Daleka przeszłość, za czasów życia z dwunożnymi
— Złaź ze mnie! — syknął dymny, strosząc futro na grzbiecie. Pieszczoch się rzucał na boki, starając się zrzucić rodzeństwo z grzbietu.
— Nie! Pobaw się ze mną, proszę! Bardzo się nudzę, nie mam co robić! Chciałabym się czymś zająć, ale nie wiem czym! — odpowiedziała piskliwym głosikiem, gdy poczuła, jak powoli ześlizguje się z płowego futra rodzeństwa.
— Imai, jestem zajęty. Pobaw się z Gammą albo mamą, one pewnie się zabawią. Albo jak tak bardzo się nudzisz, to ogarnij to gniazdo na twojej głowie! Jestem pewien, że nie jedna mysz dałaby się zabić za to, aby mogła tam zamieszkać i założyć rodzinę — prychnął kocur.
Młodsza dramatycznie spadła z kocura, biorąc wdech i kładąc łapę na swoją pierś.
— Jak mogłeś tak powiedzieć… Mama mówi, że mój grzywa jest piękna, nie to, co twój krzywy pysk! — powiedziała urażona słowami swojego brata. Jak ten mógł odważyć się obrazić ją! Księżniczkę Imai? Najpiękniejszą koteczkę z jej całego rodzeństwa? Wstydziłby się!
— Ty mała… Ty… Ty! — syknął kocur, podnosząc się i stając nad nią, wpychając ją w kąt. Imai w taki sposób zrozumiała, że wpadła w kłopoty, ale czy warto było się wycofywać z tego?
— Co, moja piękność mowę ci odebrała, paskudo? — Tymi słowami pieszczoszka dumnie zakończyła swoją wypowiedź, wytykając mu język. Och, nie powinna tego robić. Epsilon jedynie na nią spojrzał z mordem w oczach, będąc chyba krok od wyrwania jej czterech łap, ogona, uszu i języka.

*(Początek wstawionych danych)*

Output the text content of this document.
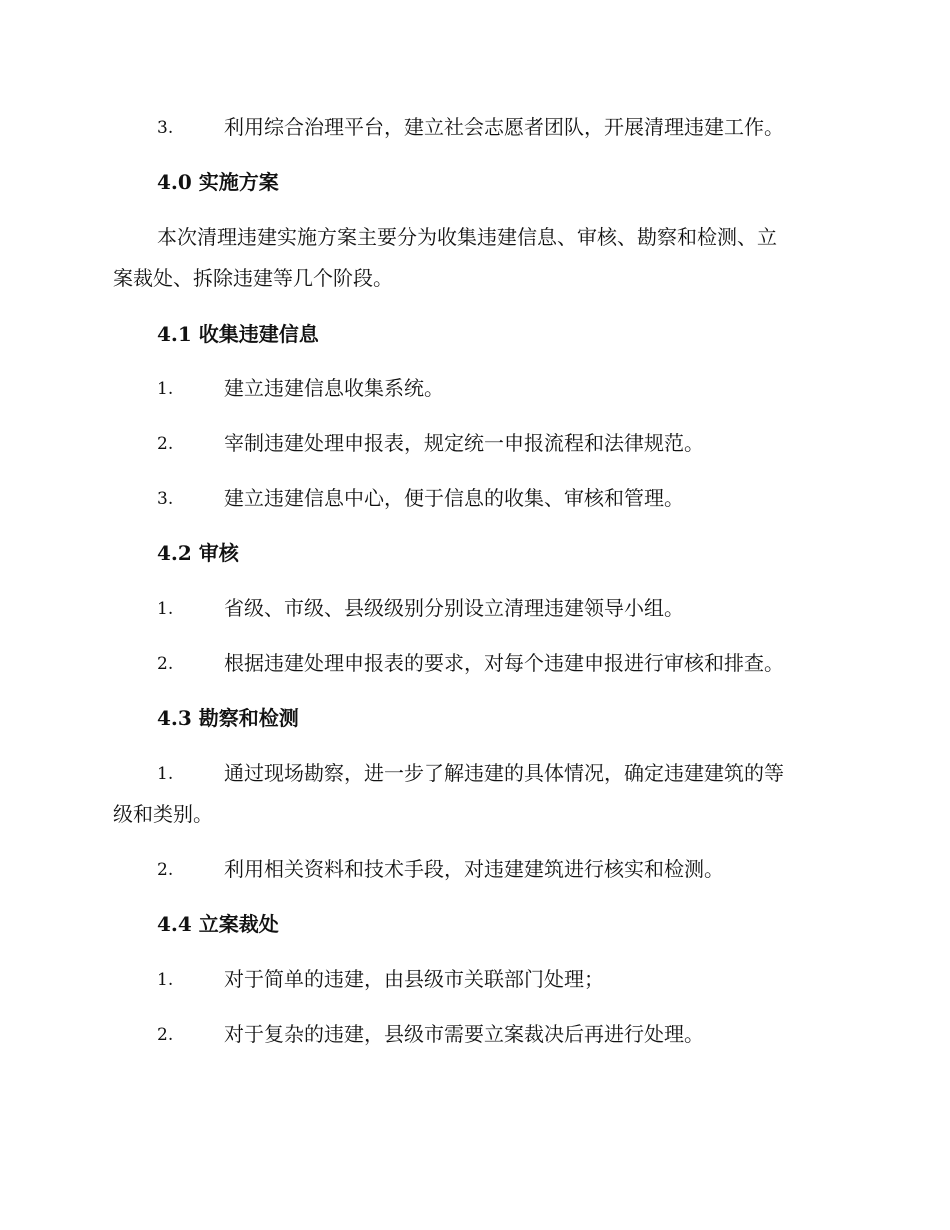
3.	利用综合治理平台，建立社会志愿者团队，开展清理违建工作。
4.0 实施方案
本次清理违建实施方案主要分为收集违建信息、审核、勘察和检测、立
案裁处、拆除违建等几个阶段。
4.1 收集违建信息
1.	建立违建信息收集系统。
2.	宰制违建处理申报表，规定统一申报流程和法律规范。
3.	建立违建信息中心，便于信息的收集、审核和管理。
4.2 审核
1.	省级、市级、县级级别分别设立清理违建领导小组。
2.	根据违建处理申报表的要求，对每个违建申报进行审核和排查。
4.3 勘察和检测
1.	通过现场勘察，进一步了解违建的具体情况，确定违建建筑的等
级和类别。
2.	利用相关资料和技术手段，对违建建筑进行核实和检测。
4.4 立案裁处
1.	对于简单的违建，由县级市关联部门处理；
2.	对于复杂的违建，县级市需要立案裁决后再进行处理。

— Wredna żmija! — syknął kocur o brązowych oczach, podnosząc łapę, a następnie brutalnie uderzając ją w głowę kilkakrotnie. Imai jedynie zamknęła oczy, starając się zakryć głowę przed następnym ciosem. — Jeszcze raz tak się odezwiesz, a ci jęzor wyrwę! — zagroził. Młodsza siostra kocura jedynie pisnęła, uciekając z płaczem.
— Tato! Ten głupek znowu mnie uderzył! — zapłakała, uciekając do ojca. Epsilon jedynie przewrócił oczami, wracając do swojej pielęgnacji futra, która została mu przerwana.